Dass diese Art der Wahrnehmung zwanghafte Züge trägt, bedarf keiner eigenen Überlegung. Ebenso wird man bezweifeln müssen, dass sich die wirklichen Gründe für die signifikanten Elemente der Bevölkerungsstatistik innerhalb des skizzierten Musters finden lassen. Allein die zeitliche Diskrepanz spricht dagegen: eine Entwicklung, die seit den siebziger Jahren zumindest im heutigen Westen des Landes anhält, kann sich schwerlich der gegenwärtigen Konstellation verdanken. Allerdings verfügt dieses Argument auch über eine Kehrseite: gut möglich wäre es, dass die demographischen Fakten und die einschlägigen argumentativen Empfindlichkeiten sich in ein und demselben historischen Prozess herausgebildet haben. Eine Beobachtung könnte in diesem Zusammenhang einschlägig sein. Die allgemein angenommene starke Verbindung zwischen dem Geburtenrückgang und der unter dem Rubrum ›Emanzipation‹ vollzogenen Integration der Frauen in das ökonomische und allgemein berufliche Spektrum der Gesellschaft während des fraglichen Zeitraums dient vielen als Ausweis der gelungenen Modernisierung des Landes im Gleichklang mit den westlichen Gesellschaften und – merkwürdigerweise – als wütend verteidigtes Gut, sobald von den Spezifika der heimischen Statistik die Rede ist. Dass auch die Frauen in der DDR berufstätig waren, wird in diesem Argument nicht bedacht. Offenbar sitzt die Angst tief, das gesellschaftspolitische Rad könne über die ›Kinderfrage‹ zurückgedreht werden – so tief, dass sich der Verdacht einer verschwiegenen Ideenverbindung nur schwer von der Hand weisen lässt.

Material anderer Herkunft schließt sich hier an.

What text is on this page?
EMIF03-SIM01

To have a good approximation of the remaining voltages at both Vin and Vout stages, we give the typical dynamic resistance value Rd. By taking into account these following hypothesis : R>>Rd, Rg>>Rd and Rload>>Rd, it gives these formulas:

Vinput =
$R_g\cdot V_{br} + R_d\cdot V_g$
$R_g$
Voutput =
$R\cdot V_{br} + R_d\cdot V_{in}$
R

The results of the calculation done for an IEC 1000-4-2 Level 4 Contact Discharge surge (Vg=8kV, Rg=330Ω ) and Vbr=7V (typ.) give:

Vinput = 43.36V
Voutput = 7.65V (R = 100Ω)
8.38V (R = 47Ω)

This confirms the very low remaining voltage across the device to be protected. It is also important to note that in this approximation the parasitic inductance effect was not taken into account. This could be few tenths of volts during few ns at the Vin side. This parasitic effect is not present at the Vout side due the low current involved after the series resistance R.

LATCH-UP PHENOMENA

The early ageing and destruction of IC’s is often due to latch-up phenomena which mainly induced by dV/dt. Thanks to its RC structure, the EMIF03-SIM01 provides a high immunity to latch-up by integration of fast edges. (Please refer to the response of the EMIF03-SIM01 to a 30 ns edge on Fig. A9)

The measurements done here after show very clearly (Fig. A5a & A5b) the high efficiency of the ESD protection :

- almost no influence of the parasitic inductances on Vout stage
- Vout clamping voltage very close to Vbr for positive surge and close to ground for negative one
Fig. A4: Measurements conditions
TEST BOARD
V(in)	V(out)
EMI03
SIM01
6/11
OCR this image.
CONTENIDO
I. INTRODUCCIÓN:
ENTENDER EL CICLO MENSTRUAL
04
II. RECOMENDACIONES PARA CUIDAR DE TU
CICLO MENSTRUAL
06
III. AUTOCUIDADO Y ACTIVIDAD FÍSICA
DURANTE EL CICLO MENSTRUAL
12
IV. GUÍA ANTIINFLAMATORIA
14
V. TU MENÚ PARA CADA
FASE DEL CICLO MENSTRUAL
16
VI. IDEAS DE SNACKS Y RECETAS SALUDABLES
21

Die unterschwellig anklingende Behauptung, der ganze Themenkomplex sei hierzulande mit einer besonderen Hypothek belastet, lässt sich wohl nur verstehen, wenn man die Verbindung ernst nimmt, die damit zwischen der Bevölkerungsentwicklung der letzten Jahrzehnte und der gesellschaftlichen Konstellation der sechziger und frühen siebziger Jahre des vergangenen Jahrhunderts hergestellt wird. Zwei selbstgerechte Generationen, hat man gesagt, trennten sich damals in der Bundesrepublik voneinander, um aneinander gefesselt weiter zu existieren: für die Älteren, die mit der Nazi-Vergangenheit geschlagene Aufbau-Generation der Nachkriegsjahre, war ›dies‹ nicht mehr ›ihr‹ Land, für die Jüngeren war es ein Land, das nur im Widerstand gegen ältere Mentalitäten gerettet und behauptet werden konnte. Wenn die Altersstatistik etwas ausweist, dann den Umstand, dass, bei aller Dynamik der gesellschaftlichen Entwicklung, dieser gestörte und mit beträchtlicher Sprachlosigkeit geschlagene Dialog der Generationen zu einem lebenslangen Begleiter insbesondere der - damals – Jüngeren wurde. Die Verteidigung der Emanzipation gegen die Statistik mutet wie ein später und wirrer Reflex jener alten Kämpfe an.